After a sojourn here of some thirty minutes or so, we were recalled on board for the return trip,
during which I was amazed to see odd little riverside landings
at various spots along the way.
The question for me was, how on earth did they get there? I could only assume the materials were brought upstream by boat. The bush beyond the banks was an all but an impenetrable jungle. One thing was certain, though......once here and rafted up, isolation would be assured.
On this leg of the trip passengers were invited to join the skipper on the bridge if that was their fancy.
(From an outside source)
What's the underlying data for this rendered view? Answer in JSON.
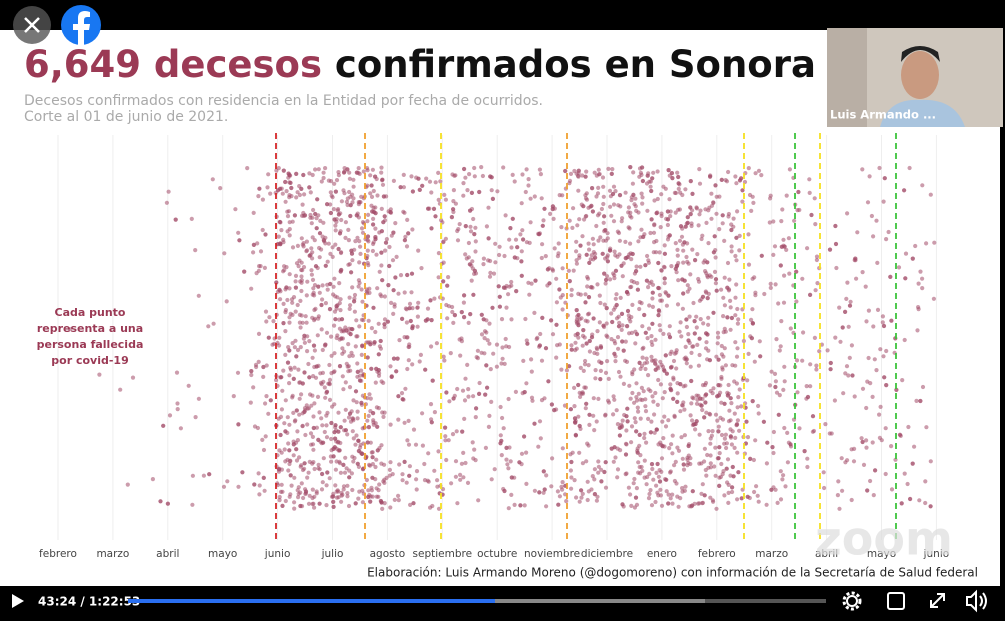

It was certainly mine.
Once the initial crowd thinned a little I was able to get a good look at the chart plotters, the various engine instruments
and watch as his nibs navigated with the use of the tiny little joystick you can see here centre shot.
By the time we had left the river and sailed on out into Macquarie Harbour once again, the afternoon breeze was beginning to ruffle the surface. The mirror like calm of the morning was a thing of the past for today, but these ripples did nothing to disturb the smooth passage of our big Red boat.
The jagged ridges of the mountains were a hazy blue in the distance as we steamed steadfastly on
until the Strahan docks were again immediately ahead of us. In short order we were alongside and securely moored.
This had been a truly wonderful day. Perfect weather, impressive scenery, a very comfortable cruise boat, a most excellent luncheon, and a first class commentary which made sense of everything we were shown. Hells Gates and Sarah Island had both been high on my bucket list.....they were now ticked off.